You can check your system version by heading on over to Settings, then About Phone, and you should find the Android version here - you'd need to be on a pretty old phone to be locked to Android 5 or earlier, though.
To get some of the individual features, you'll likely need to update your apps that they're part of. Google has yet to reveal exact roll out dates for any of these features, but expect them in the coming weeks and months.
New Android phone features
Perhaps the most useful new Android phone feature is the ability to 'star' texts in the Messages app, to save them for later, which will be great for remembering information you're sent without resorting to the old screenshot trick.
Another communication feature is an update to Emoji Kitchen, a pre-existing Android feature that lets you mash up emoji, so you can send custom and more specific emoticons to people. Now, the Gboard keyboard will automatically mash up custom emoji based on your message and suggest them to you.
Android Auto is getting some big upgrades too, including electric vehicle charging and parking apps to help you find a charging point, easier navigation and the ability to customize the dashboard from your phone.
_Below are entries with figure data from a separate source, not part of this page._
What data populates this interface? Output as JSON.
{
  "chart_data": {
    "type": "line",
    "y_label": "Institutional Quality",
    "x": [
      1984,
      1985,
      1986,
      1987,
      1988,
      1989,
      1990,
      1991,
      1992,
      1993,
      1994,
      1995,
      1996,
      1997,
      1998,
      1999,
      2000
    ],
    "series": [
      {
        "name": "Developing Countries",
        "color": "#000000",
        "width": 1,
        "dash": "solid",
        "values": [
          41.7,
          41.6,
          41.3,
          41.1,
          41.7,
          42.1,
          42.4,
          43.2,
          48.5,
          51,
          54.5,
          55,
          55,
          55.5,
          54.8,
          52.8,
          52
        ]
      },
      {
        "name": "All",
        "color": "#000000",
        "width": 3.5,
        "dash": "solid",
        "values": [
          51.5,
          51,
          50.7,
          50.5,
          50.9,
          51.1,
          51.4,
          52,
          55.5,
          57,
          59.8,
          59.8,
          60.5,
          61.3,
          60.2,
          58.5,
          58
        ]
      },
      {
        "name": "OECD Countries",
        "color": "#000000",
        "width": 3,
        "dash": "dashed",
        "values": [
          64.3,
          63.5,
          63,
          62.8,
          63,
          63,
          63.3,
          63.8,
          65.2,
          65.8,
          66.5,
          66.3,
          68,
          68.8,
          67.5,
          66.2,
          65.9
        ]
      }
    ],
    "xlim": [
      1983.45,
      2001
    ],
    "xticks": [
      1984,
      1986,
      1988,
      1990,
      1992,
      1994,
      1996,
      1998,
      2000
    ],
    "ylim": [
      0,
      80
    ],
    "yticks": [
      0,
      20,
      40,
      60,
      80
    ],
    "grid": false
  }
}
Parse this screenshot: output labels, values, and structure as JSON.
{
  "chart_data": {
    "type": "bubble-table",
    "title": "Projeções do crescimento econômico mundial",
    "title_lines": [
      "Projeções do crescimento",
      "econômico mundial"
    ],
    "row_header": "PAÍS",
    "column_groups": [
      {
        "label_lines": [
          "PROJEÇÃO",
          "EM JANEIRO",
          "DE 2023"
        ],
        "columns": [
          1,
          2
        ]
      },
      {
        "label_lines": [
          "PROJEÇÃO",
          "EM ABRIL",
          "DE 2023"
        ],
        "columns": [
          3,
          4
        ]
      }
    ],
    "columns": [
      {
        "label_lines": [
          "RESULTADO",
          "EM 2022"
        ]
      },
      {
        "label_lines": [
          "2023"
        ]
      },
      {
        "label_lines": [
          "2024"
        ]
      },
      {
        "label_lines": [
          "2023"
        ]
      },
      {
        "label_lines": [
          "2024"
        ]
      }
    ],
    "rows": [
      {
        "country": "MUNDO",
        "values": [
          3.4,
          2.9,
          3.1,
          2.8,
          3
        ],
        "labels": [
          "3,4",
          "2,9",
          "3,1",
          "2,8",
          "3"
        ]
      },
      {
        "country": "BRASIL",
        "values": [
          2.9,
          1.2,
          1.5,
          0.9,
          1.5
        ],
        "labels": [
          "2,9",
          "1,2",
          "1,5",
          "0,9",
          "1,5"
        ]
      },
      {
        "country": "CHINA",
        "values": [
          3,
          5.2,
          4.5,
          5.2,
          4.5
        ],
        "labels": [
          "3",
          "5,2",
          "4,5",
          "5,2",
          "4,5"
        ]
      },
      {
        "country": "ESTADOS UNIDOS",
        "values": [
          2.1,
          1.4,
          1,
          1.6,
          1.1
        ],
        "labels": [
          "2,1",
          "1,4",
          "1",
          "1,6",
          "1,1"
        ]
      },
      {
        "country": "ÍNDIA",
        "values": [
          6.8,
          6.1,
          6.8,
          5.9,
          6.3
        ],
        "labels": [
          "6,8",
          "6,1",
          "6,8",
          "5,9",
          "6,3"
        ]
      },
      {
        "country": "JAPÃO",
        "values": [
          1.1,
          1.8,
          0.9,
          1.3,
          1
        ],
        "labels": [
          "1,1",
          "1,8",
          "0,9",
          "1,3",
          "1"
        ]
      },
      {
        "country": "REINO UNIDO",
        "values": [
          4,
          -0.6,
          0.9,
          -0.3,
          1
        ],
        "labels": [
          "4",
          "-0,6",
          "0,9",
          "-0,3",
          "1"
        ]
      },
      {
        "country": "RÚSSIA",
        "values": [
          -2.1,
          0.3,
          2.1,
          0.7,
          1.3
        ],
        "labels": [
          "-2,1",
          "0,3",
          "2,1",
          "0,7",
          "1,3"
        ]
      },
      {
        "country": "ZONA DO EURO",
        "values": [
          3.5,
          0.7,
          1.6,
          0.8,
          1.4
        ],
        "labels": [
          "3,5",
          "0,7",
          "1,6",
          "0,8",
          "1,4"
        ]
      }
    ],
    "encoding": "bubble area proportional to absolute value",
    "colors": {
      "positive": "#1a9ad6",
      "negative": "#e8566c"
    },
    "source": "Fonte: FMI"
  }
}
If you're a fan of using the Google Assistant, you'll now not only be able to open apps with it, but also trigger certain functions in the apps, like starting a run on Strava or paying a bill on your bank app.
Now from the useful functions to the potentially life-saving ones. First, the earthquake alerts system is rolling out to more countries. This feature alerts you if an earthquake is about to hit your region, giving you valuable time to react - it's available in a few places already, but is launching in more regions too, starting with the more vulnerable areas.
Finally, Android's Voice Access mode for people with motor disabilities is getting some improvements. You'll now be able to make sure the function only works when you're looking at the screen (with gaze detection), and password input has improved so you can more readily specify capital letters and symbols.
So that's a wide range of new Android features, and while it's unlikely that you'll be completely blown away by every single new addition, there's probably at least a few new tools that you'll find useful.